Abhishek Upadhyay
| Position | Program-Specific Researcher |
|---|---|
| Group name | Seirin Group |
| Research Field | Systems Biology |
| ORCID | https://orcid.org/0000-0003-0046-1168 |
| Personal Website | https://scholar.google.com/citations?user=wSkyhD4AAAAJ&hl=en |
| Joined | 2026/01/16 |
Research Overview
Dr. Abhishek Upadhyay, a visiting researcher at the University of Cambridge, stands as a rare polymath in systems biology, with a research trajectory that systematically decodes the logic of signaling and clocks across the kingdoms of life and maps the temporal architecture of life from single-celled organisms to humans.
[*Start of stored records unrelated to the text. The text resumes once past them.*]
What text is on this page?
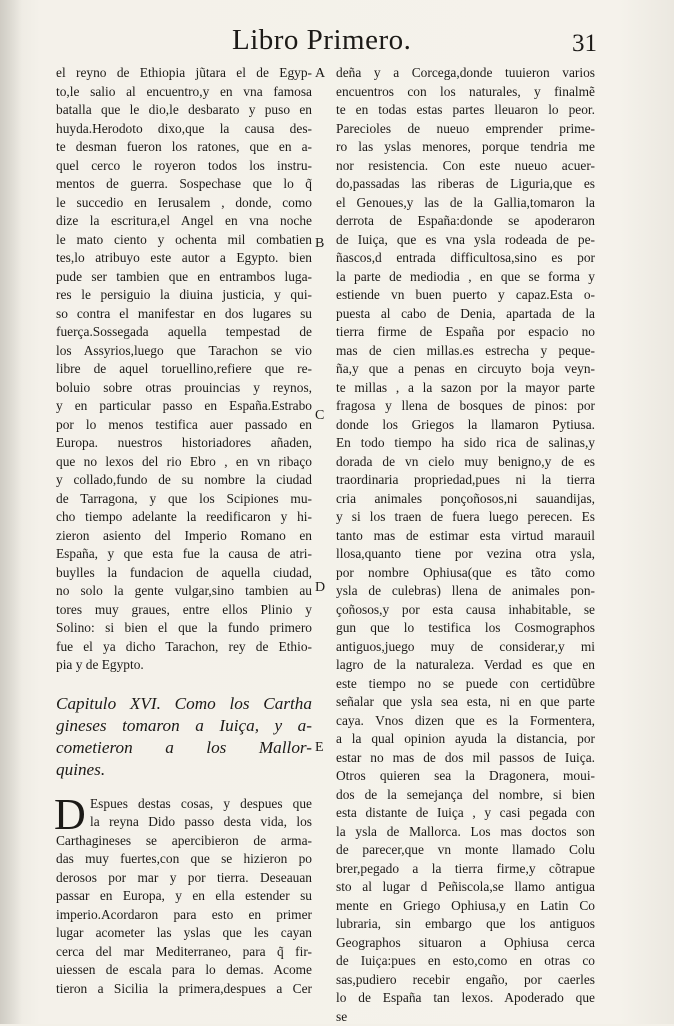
Libro Primero.	31
A
B
C
D
E
el reyno de Ethiopia jũtara el de Egyp-
to,le salio al encuentro,y en vna famosa
batalla que le dio,le desbarato y puso en
huyda.Herodoto dixo,que la causa des-
te desman fueron los ratones, que en a-
quel cerco le royeron todos los instru-
mentos de guerra. Sospechase que lo q̃
le succedio en Ierusalem , donde, como
dize la escritura,el Angel en vna noche
le mato ciento y ochenta mil combatien
tes,lo atribuyo este autor a Egypto. bien
pude ser tambien que en entrambos luga-
res le persiguio la diuina justicia, y qui-
so contra el manifestar en dos lugares su
fuerça.Sossegada aquella tempestad de
los Assyrios,luego que Tarachon se vio
libre de aquel toruellino,refiere que re-
boluio sobre otras prouincias y reynos,
y en particular passo en España.Estrabo
por lo menos testifica auer passado en
Europa. nuestros historiadores añaden,
que no lexos del rio Ebro , en vn ribaço
y collado,fundo de su nombre la ciudad
de Tarragona, y que los Scipiones mu-
cho tiempo adelante la reedificaron y hi-
zieron asiento del Imperio Romano en
España, y que esta fue la causa de atri-
buylles la fundacion de aquella ciudad,
no solo la gente vulgar,sino tambien au
tores muy graues, entre ellos Plinio y
Solino: si bien el que la fundo primero
fue el ya dicho Tarachon, rey de Ethio-
pia y de Egypto.
Capitulo XVI. Como los Cartha
gineses tomaron a Iuiça, y a-
cometieron a los Mallor-
quines.
D Espues destas cosas, y despues que
la reyna Dido passo desta vida, los
Carthagineses se apercibieron de arma-
das muy fuertes,con que se hizieron po
derosos por mar y por tierra. Deseauan
passar en Europa, y en ella estender su
imperio.Acordaron para esto en primer
lugar acometer las yslas que les cayan
cerca del mar Mediterraneo, para q̃ fir-
uiessen de escala para lo demas. Acome
tieron a Sicilia la primera,despues a Cer
deña y a Corcega,donde tuuieron varios
encuentros con los naturales, y finalmẽ
te en todas estas partes lleuaron lo peor.
Parecioles de nueuo emprender prime-
ro las yslas menores, porque tendria me
nor resistencia. Con este nueuo acuer-
do,passadas las riberas de Liguria,que es
el Genoues,y las de la Gallia,tomaron la
derrota de España:donde se apoderaron
de Iuiça, que es vna ysla rodeada de pe-
ñascos,d entrada difficultosa,sino es por
la parte de mediodia , en que se forma y
estiende vn buen puerto y capaz.Esta o-
puesta al cabo de Denia, apartada de la
tierra firme de España por espacio no
mas de cien millas.es estrecha y peque-
ña,y que a penas en circuyto boja veyn-
te millas , a la sazon por la mayor parte
fragosa y llena de bosques de pinos: por
donde los Griegos la llamaron Pytiusa.
En todo tiempo ha sido rica de salinas,y
dorada de vn cielo muy benigno,y de es
traordinaria propriedad,pues ni la tierra
cria animales ponçoñosos,ni sauandijas,
y si los traen de fuera luego perecen. Es
tanto mas de estimar esta virtud marauil
llosa,quanto tiene por vezina otra ysla,
por nombre Ophiusa(que es tãto como
ysla de culebras) llena de animales pon-
çoñosos,y por esta causa inhabitable, se
gun que lo testifica los Cosmographos
antiguos,juego muy de considerar,y mi
lagro de la naturaleza. Verdad es que en
este tiempo no se puede con certidũbre
señalar que ysla sea esta, ni en que parte
caya. Vnos dizen que es la Formentera,
a la qual opinion ayuda la distancia, por
estar no mas de dos mil passos de Iuiça.
Otros quieren sea la Dragonera, moui-
dos de la semejança del nombre, si bien
esta distante de Iuiça , y casi pegada con
la ysla de Mallorca. Los mas doctos son
de parecer,que vn monte llamado Colu
brer,pegado a la tierra firme,y cõtrapue
sto al lugar d Peñiscola,se llamo antigua
mente en Griego Ophiusa,y en Latin Co
lubraria, sin embargo que los antiguos
Geographos situaron a Ophiusa cerca
de Iuiça:pues en esto,como en otras co
sas,pudiero recebir engaño, por caerles
lo de España tan lexos. Apoderado que
se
Biology in time and space: from Amoeba to Humans
Amoebae: At IISc Bangalore, he conducted experiments to investigate the evolutionary transition from unicellularity to multicellularity, how social amoeba coordinate collective behavior via cyclic AMP signaling – a precursor to complex biological timing.
Oysters: At the University of Hong Kong, his MPhil research utilized mesocosm experiments to study how ocean acidification impacts shell protein formation, biomineralization, in intertidal oysters.
Fungi: In a remarkably concise 24-page theoretical PhD thesis at Humboldt University of Berlin, in collaboration with Heidelberg University, he employed mathematical modeling to define the molecular switches that generate 24-hour circadian rhythms in filamentous fungus.
Worms: During his time at Novartis and FMI-Basel, he combined time course experiments with computational tools to discover an oscillatory phosphoproteome that drives developmental timing in roundworms.
Plants: At the University of Cambridge, he developed the first data-driven quantitative models for the wheat circadian clock by integrating experimental data and performing parameter optimization.
Humans: In Kyoto, his research focuses on the human embryonic clock that emerges at the time of birth.
Biography
Abhi is a visiting researcher at the University of Cambridge and an Affiliate of Trinity College. For the latter he was nominated by 2019 Nobel Laureate Didier Queloz, a renowned Swiss astronomer and Fellow of the Royal Society.
With a global academic background, Abhi earned a bachelor’s degree in biotechnology engineering in India, a research-based experimental master’s in marine biology in Hong Kong, and a computational PhD in systems biology in Germany, followed by professional experience in Switzerland and UK.